There are so many aspects to consider when analyzing how the federal estate tax affects your estate. Here are a few of the important issues.
What is the Current Law?
Unlike income taxation, the estate tax is a federal system of taxing asset transfers which take place as a result of someone’s death. While some states “piggyback” on the federal system, and charge a smaller percentage on estates subject to the tax, California currently has no estate tax.
For several years, the federal estate tax has been favorable for most Americans — from 2013 until 2017, there was no estate tax for people with less than about $5.5 million in assets. The most recent tax reform law doubled that exemption amount which is now about $11.7 million per person. For the vast majority of people, this means there will be no estate tax on the transfer of assets to heirs and beneficiaries. For much wealthier estates, the top estate tax rate is 40% on the amount above the exemption (indexed for inflation). The estate tax is due nine months after the date of death. (Caveat: This is a simplified explanation — the actual tax paid will vary due to a number of factors, including deductions and administration expenses.)

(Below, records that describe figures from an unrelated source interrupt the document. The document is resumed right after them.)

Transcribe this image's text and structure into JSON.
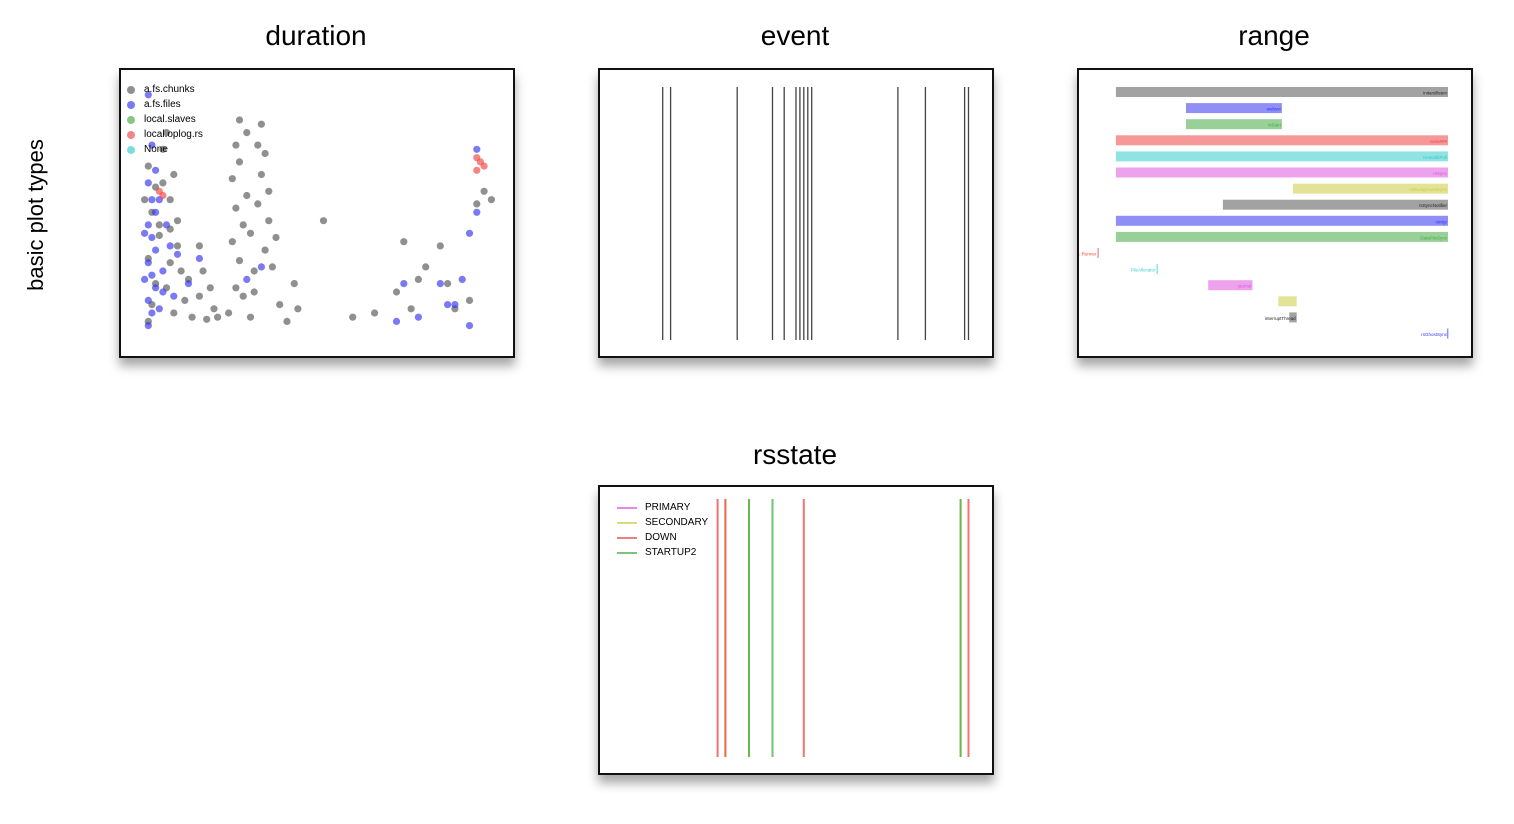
{
  "figure": {
    "side_label": "basic plot types"
  },
  "colors": {
    "gray": "#555555",
    "blue": "#3333ee",
    "green": "#44aa44",
    "red": "#ee4444",
    "cyan": "#33cccc",
    "magenta": "#dd55dd",
    "yellow": "#cccc44"
  },
  "chart_data": [
    {
      "type": "scatter",
      "title": "duration",
      "legend_position": "top-left",
      "series": [
        {
          "name": "a.fs.chunks",
          "color": "#555555",
          "points": [
            [
              0.22,
              0.04
            ],
            [
              0.23,
              0.12
            ],
            [
              0.24,
              0.22
            ],
            [
              0.22,
              0.34
            ],
            [
              0.25,
              0.45
            ],
            [
              0.23,
              0.56
            ],
            [
              0.24,
              0.68
            ],
            [
              0.22,
              0.78
            ],
            [
              0.26,
              0.86
            ],
            [
              0.21,
              0.62
            ],
            [
              0.27,
              0.2
            ],
            [
              0.28,
              0.32
            ],
            [
              0.29,
              0.08
            ],
            [
              0.3,
              0.4
            ],
            [
              0.31,
              0.28
            ],
            [
              0.32,
              0.14
            ],
            [
              0.3,
              0.52
            ],
            [
              0.28,
              0.62
            ],
            [
              0.33,
              0.24
            ],
            [
              0.34,
              0.06
            ],
            [
              0.36,
              0.16
            ],
            [
              0.38,
              0.05
            ],
            [
              0.4,
              0.1
            ],
            [
              0.37,
              0.28
            ],
            [
              0.36,
              0.4
            ],
            [
              0.39,
              0.2
            ],
            [
              0.41,
              0.06
            ],
            [
              0.44,
              0.08
            ],
            [
              0.46,
              0.2
            ],
            [
              0.47,
              0.33
            ],
            [
              0.46,
              0.58
            ],
            [
              0.45,
              0.72
            ],
            [
              0.46,
              0.88
            ],
            [
              0.47,
              1.0
            ],
            [
              0.45,
              0.42
            ],
            [
              0.48,
              0.5
            ],
            [
              0.49,
              0.64
            ],
            [
              0.47,
              0.8
            ],
            [
              0.49,
              0.94
            ],
            [
              0.48,
              0.16
            ],
            [
              0.5,
              0.06
            ],
            [
              0.51,
              0.28
            ],
            [
              0.5,
              0.46
            ],
            [
              0.52,
              0.6
            ],
            [
              0.53,
              0.74
            ],
            [
              0.52,
              0.88
            ],
            [
              0.53,
              0.98
            ],
            [
              0.51,
              0.18
            ],
            [
              0.54,
              0.38
            ],
            [
              0.54,
              0.84
            ],
            [
              0.55,
              0.66
            ],
            [
              0.55,
              0.52
            ],
            [
              0.56,
              0.3
            ],
            [
              0.57,
              0.44
            ],
            [
              0.58,
              0.12
            ],
            [
              0.6,
              0.04
            ],
            [
              0.62,
              0.22
            ],
            [
              0.63,
              0.1
            ],
            [
              0.7,
              0.52
            ],
            [
              0.78,
              0.06
            ],
            [
              0.84,
              0.08
            ],
            [
              0.9,
              0.18
            ],
            [
              0.92,
              0.42
            ],
            [
              0.94,
              0.1
            ],
            [
              0.96,
              0.24
            ],
            [
              0.98,
              0.3
            ],
            [
              1.02,
              0.4
            ],
            [
              1.04,
              0.22
            ],
            [
              1.06,
              0.1
            ],
            [
              1.1,
              0.14
            ],
            [
              1.12,
              0.6
            ],
            [
              1.14,
              0.66
            ],
            [
              1.16,
              0.62
            ],
            [
              0.25,
              0.5
            ],
            [
              0.26,
              0.7
            ],
            [
              0.27,
              0.94
            ],
            [
              0.28,
              0.48
            ],
            [
              0.29,
              0.74
            ]
          ]
        },
        {
          "name": "a.fs.files",
          "color": "#3333ee",
          "points": [
            [
              0.22,
              0.02
            ],
            [
              0.23,
              0.08
            ],
            [
              0.22,
              0.14
            ],
            [
              0.24,
              0.2
            ],
            [
              0.23,
              0.26
            ],
            [
              0.22,
              0.32
            ],
            [
              0.24,
              0.38
            ],
            [
              0.23,
              0.44
            ],
            [
              0.22,
              0.5
            ],
            [
              0.24,
              0.56
            ],
            [
              0.23,
              0.62
            ],
            [
              0.22,
              0.7
            ],
            [
              0.24,
              0.76
            ],
            [
              0.23,
              0.88
            ],
            [
              0.22,
              1.12
            ],
            [
              0.21,
              0.46
            ],
            [
              0.21,
              0.24
            ],
            [
              0.25,
              0.1
            ],
            [
              0.26,
              0.28
            ],
            [
              0.28,
              0.4
            ],
            [
              0.3,
              0.36
            ],
            [
              0.29,
              0.16
            ],
            [
              0.33,
              0.22
            ],
            [
              0.36,
              0.34
            ],
            [
              0.49,
              0.24
            ],
            [
              0.53,
              0.3
            ],
            [
              0.9,
              0.04
            ],
            [
              0.92,
              0.22
            ],
            [
              0.96,
              0.06
            ],
            [
              1.02,
              0.22
            ],
            [
              1.04,
              0.12
            ],
            [
              1.06,
              0.12
            ],
            [
              1.08,
              0.24
            ],
            [
              1.1,
              0.46
            ],
            [
              1.12,
              0.56
            ],
            [
              1.1,
              0.02
            ],
            [
              1.12,
              0.86
            ],
            [
              0.25,
              0.62
            ],
            [
              0.26,
              0.18
            ],
            [
              0.27,
              0.5
            ]
          ]
        },
        {
          "name": "local.slaves",
          "color": "#44aa44",
          "points": []
        },
        {
          "name": "local.oplog.rs",
          "color": "#ee4444",
          "points": [
            [
              0.25,
              0.66
            ],
            [
              0.26,
              0.64
            ],
            [
              1.12,
              0.82
            ],
            [
              1.13,
              0.8
            ],
            [
              1.14,
              0.78
            ],
            [
              1.12,
              0.76
            ]
          ]
        },
        {
          "name": "None",
          "color": "#33cccc",
          "points": []
        }
      ],
      "xlim": [
        0.2,
        1.2
      ],
      "ylim": [
        -0.02,
        1.2
      ]
    },
    {
      "type": "event",
      "title": "event",
      "events": [
        0.16,
        0.18,
        0.35,
        0.44,
        0.47,
        0.5,
        0.51,
        0.52,
        0.53,
        0.54,
        0.76,
        0.83,
        0.93,
        0.94
      ],
      "xlim": [
        0,
        1
      ]
    },
    {
      "type": "range",
      "title": "range",
      "xlim": [
        0,
        1
      ],
      "bars": [
        {
          "start": 0.1,
          "end": 1.0,
          "color": "#555555",
          "label": "initandlisten"
        },
        {
          "start": 0.29,
          "end": 0.55,
          "color": "#3333ee",
          "label": "websvr"
        },
        {
          "start": 0.29,
          "end": 0.55,
          "color": "#44aa44",
          "label": "rsStart"
        },
        {
          "start": 0.1,
          "end": 1.0,
          "color": "#ee4444",
          "label": "conn###"
        },
        {
          "start": 0.1,
          "end": 1.0,
          "color": "#33cccc",
          "label": "rsHealthPoll"
        },
        {
          "start": 0.1,
          "end": 1.0,
          "color": "#dd55dd",
          "label": "rsSync"
        },
        {
          "start": 0.58,
          "end": 1.0,
          "color": "#cccc44",
          "label": "rsBackgroundSync"
        },
        {
          "start": 0.39,
          "end": 1.0,
          "color": "#555555",
          "label": "rsSyncNotifier"
        },
        {
          "start": 0.1,
          "end": 1.0,
          "color": "#3333ee",
          "label": "rsMgr"
        },
        {
          "start": 0.1,
          "end": 1.0,
          "color": "#44aa44",
          "label": "DataFileSync"
        },
        {
          "start": 0.05,
          "end": 0.05,
          "color": "#ee4444",
          "label": "PeriodicTask::Runner"
        },
        {
          "start": 0.21,
          "end": 0.21,
          "color": "#33cccc",
          "label": "FileAllocator"
        },
        {
          "start": 0.35,
          "end": 0.47,
          "color": "#dd55dd",
          "label": "journal"
        },
        {
          "start": 0.54,
          "end": 0.59,
          "color": "#cccc44",
          "label": ""
        },
        {
          "start": 0.57,
          "end": 0.59,
          "color": "#555555",
          "label": "interruptThread"
        },
        {
          "start": 0.997,
          "end": 1.0,
          "color": "#3333ee",
          "label": "rsGhostSync"
        }
      ]
    },
    {
      "type": "rsstate",
      "title": "rsstate",
      "legend_position": "top-left",
      "series": [
        {
          "name": "PRIMARY",
          "color": "#dd55dd",
          "x": []
        },
        {
          "name": "SECONDARY",
          "color": "#cccc44",
          "x": [
            0.32,
            0.38,
            0.92
          ]
        },
        {
          "name": "DOWN",
          "color": "#ee4444",
          "x": [
            0.3,
            0.32,
            0.52,
            0.94
          ]
        },
        {
          "name": "STARTUP2",
          "color": "#44aa44",
          "x": [
            0.38,
            0.44,
            0.92
          ]
        }
      ],
      "xlim": [
        0,
        1
      ]
    }
  ]
}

For married couples, each spouse’s exemption is portable, which means a couple can shelter double the exemption from estate tax – about $23 million can pass tax-free without complex trust provisions as needed in the past. However, the surviving spouse must file an election within nine months to take full advantage of the portability rules.

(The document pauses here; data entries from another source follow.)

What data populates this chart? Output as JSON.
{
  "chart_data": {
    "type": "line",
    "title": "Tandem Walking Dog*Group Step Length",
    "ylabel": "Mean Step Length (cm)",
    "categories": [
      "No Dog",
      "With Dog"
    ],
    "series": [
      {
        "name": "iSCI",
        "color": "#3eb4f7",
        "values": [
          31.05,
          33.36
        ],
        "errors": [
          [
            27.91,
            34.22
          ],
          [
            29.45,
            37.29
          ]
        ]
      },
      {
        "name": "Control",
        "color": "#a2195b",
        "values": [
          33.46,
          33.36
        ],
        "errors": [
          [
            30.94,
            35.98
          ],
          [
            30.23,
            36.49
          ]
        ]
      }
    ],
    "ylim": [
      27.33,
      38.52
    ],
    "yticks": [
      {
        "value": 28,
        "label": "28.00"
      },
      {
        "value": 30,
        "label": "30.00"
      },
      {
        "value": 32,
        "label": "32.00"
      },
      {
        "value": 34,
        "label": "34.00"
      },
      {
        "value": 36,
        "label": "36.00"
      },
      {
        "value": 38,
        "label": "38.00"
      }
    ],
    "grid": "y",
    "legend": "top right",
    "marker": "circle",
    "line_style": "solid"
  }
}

The law setting the current exemption rule will sunset in 2025.
What is the Future Law?
Although Congress may take action at any time to change the future estate tax law, if they do nothing and the current law sunsets in 2025, the exemption will revert to $5.5 million, but the rate of tax will remain the same.
What Assets are Subject to the Estate Tax?
Everything is subject to the estate tax! Your home(s), rental property, bank accounts, brokerage accounts, mutual funds, IRAs, 401(k), life insurance payments, collectibles, furniture, government savings bonds, and even your jewelry. The tax is based on the assets you have an interest in at the time of your death.
Should I Give Some Assets Away Before I Die?
Maybe — but beware the traps! One is the federal gift tax. The purpose of the gift tax is to prevent people from giving assets away solely to escape the estate tax. The safe harbor is this: You can give $15,000 per year per person (indexed for inflation) without a gift tax return. The rules beyond that are complicated, but the basic idea is that you shouldn’t shift major assets early without competent legal and tax advice. In other words, don’t try this at home!
Another trap is that you can burden your beneficiary with income tax when you give a gift too early. The reason is that the tax basis in gifted assets is equal to the giver’s basis – what the giver paid for it. If the asset is received as a bequest, the tax basis is stepped up to the fair market value on the date of death.
For example, John bought his second home for $50,000 in the 1960s and it is now worth $500,000. He wants his grown daughter to own it, so he puts it in her name (obviously without consulting with a professional advisor). Let’s say a few months later John dies. If his daughter then needs to sell the house, she will owe income tax on the full appreciated value beyond his original $50,000 basis. If the house sells for $500,000, that means the $450,000 capital gain will be treated as income on her Form 1040. If the asset was held by her less than one year, ordinary income tax rates apply. At a 35% income tax rate, that’s $157,500 in taxes that were unnecessary! Her father should have left her the house in his estate plan instead. Then her basis would be $500,000 (date of death value) and there would be no gain subject to taxation.
What Should We Do?
For now, we are enjoying a historically generous estate tax exemption and low estate tax rates. In the first decade of this century, the estate tax exemption was down to $1 million and the tax rate was 55%, which directly affected a large number of Americans. The current estate tax system is stable enough to allow for long-term planning for households and small businesses. With an $11+ million exemption, more individuals are taking action to plan their estates without the complex documents needed to create A/B Trusts and the resulting high legal fees seen in the past.
Now is an excellent time to obtain competent legal advice to plan your estate. I highly recommend an estate check-up with your attorney to analyze how the statutory estate tax changes affect your estate.